The full-length CDS of CsCBL4 was cloned into the pCAMBIAI1300-cLUC (cLUC) vector to generate the CsCBL4-cLUC construct, and the full-length CDS of CsCIPK6 was cloned into the pCAMBIA1300-nLUC (nLUC) vector to generate the nLUC-CsCIPK6 construct using primers listed in Supplemental Table S1. Next, 1 ml samples of GV3101 cells harboring nLUC-CsCIPK6 and CsCBL4-cLUC were mixed equally for transient expression in N. benthamiana. After 48 h in the dark, the signals were detected in plant leaves sprayed fluorescein by CCD (Charge Coupled Device) imaging system.

Subcellular localization

The full-length coding sequence of the target gene excluding the stop codon was cloned into the vector pSuper-1300 to form the fusion protein. All recombinant vectors were confirmed by sequencing and transformed into GV3101. For transient expression in N. benthamiana mesophyll cells, the mixed liquid concluding target vector, marker vector and P19 were infiltrated into leaves. After 1 day in the dark and 2 days in the light, fluorescence was observed with a confocal microscope.

VIGS

TRSV-based VIGS was used to analyze the potential roles of genes in cucumber^[43]. The unique 300-500 bp CDS sequences of each target gene (Supplemental Table S1) were inserted into pTRSV2, and then the constructs were transformed into GV3101. Four milliliter pTRSV2 and 4 ml pTRSV1 were mixed equally to infect cucumber seeds with tiny root hairs. The seeds were put on 1/2 MS solid medium with 100 uM acetosyringone for 5 days. They were then potted in soil and placed in a growth chamber.

Overexpression

The full-length coding sequence of the target gene was cloned into the vector pSuper-1300, and the recombinant vector was confirmed by sequencing. After confirmation by sequencing, the recombinant vector was transformed into A. tumefaciens strain GV3101. Arabidopsis was infected by the dipping method and the seeds of the T0 generation were selected by hygromycin. The seeds of the T1 generation were treated with salt stress to observe the salt sensitivity of the overexpressed plants.

Salt stress treatment

Cucumber phytoene desaturase (TRSV2-CsPDS) was used as a marker for VIGS. When the PDS plants began to exhibit an albino phenotype, the salt tolerances of VIGS-silenced cucumber plants were determined by treating soil with NaCl solutions at various concentrations (0, 50, 100 and 150 mM) for 3 weeks.

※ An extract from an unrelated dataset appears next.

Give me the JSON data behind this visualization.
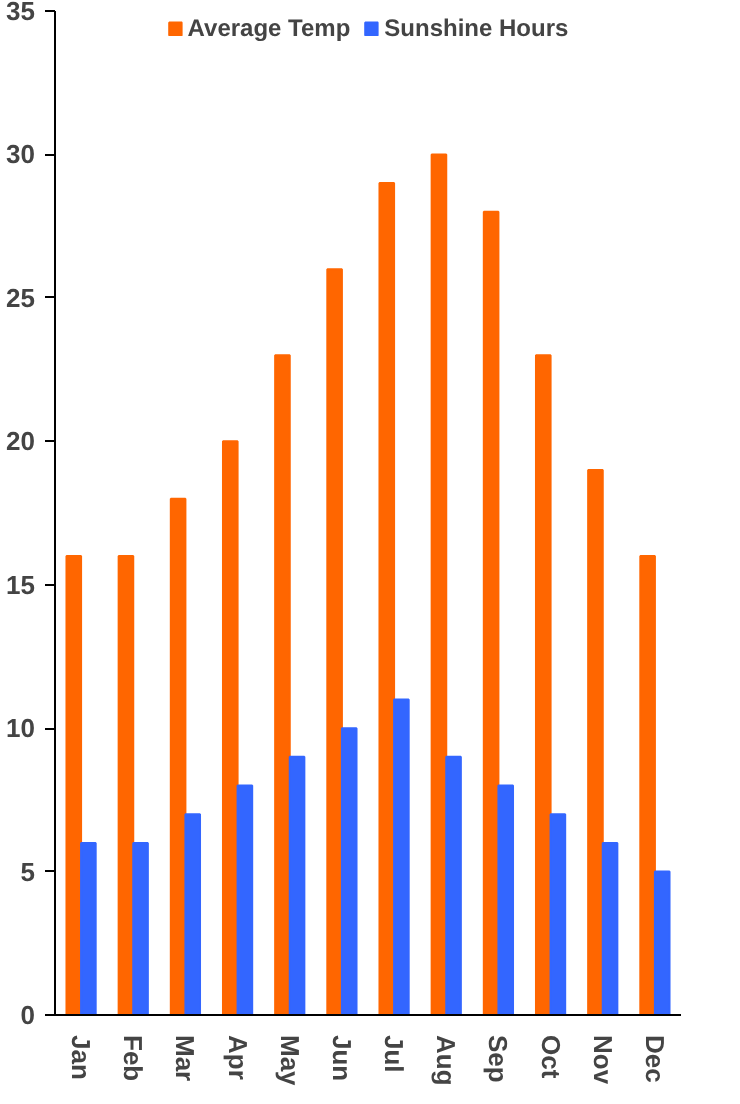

Reaction oxygen species (ROS) analysis

For ROS analysis, 1 g of leaf tissue was quickly triturated with 5 ml of 50 mM phosphate buffer (pH 5.8), diluted to 10 ml and then incubated at 4 °C for 15 min. After incubation, 0.5 ml of the supernatant was mixed with an equal volume of phosphate buffer and 1 ml of 1 mM hydroxylamine hydrochloride. After standing at 25 °C for 1 h, 1 ml of 17 mM aminobenzene sulfonic acid and 1 ml 7 mM α-naphthylamine were added to the mix. The absorbance was determined at 530 nm for 20 min.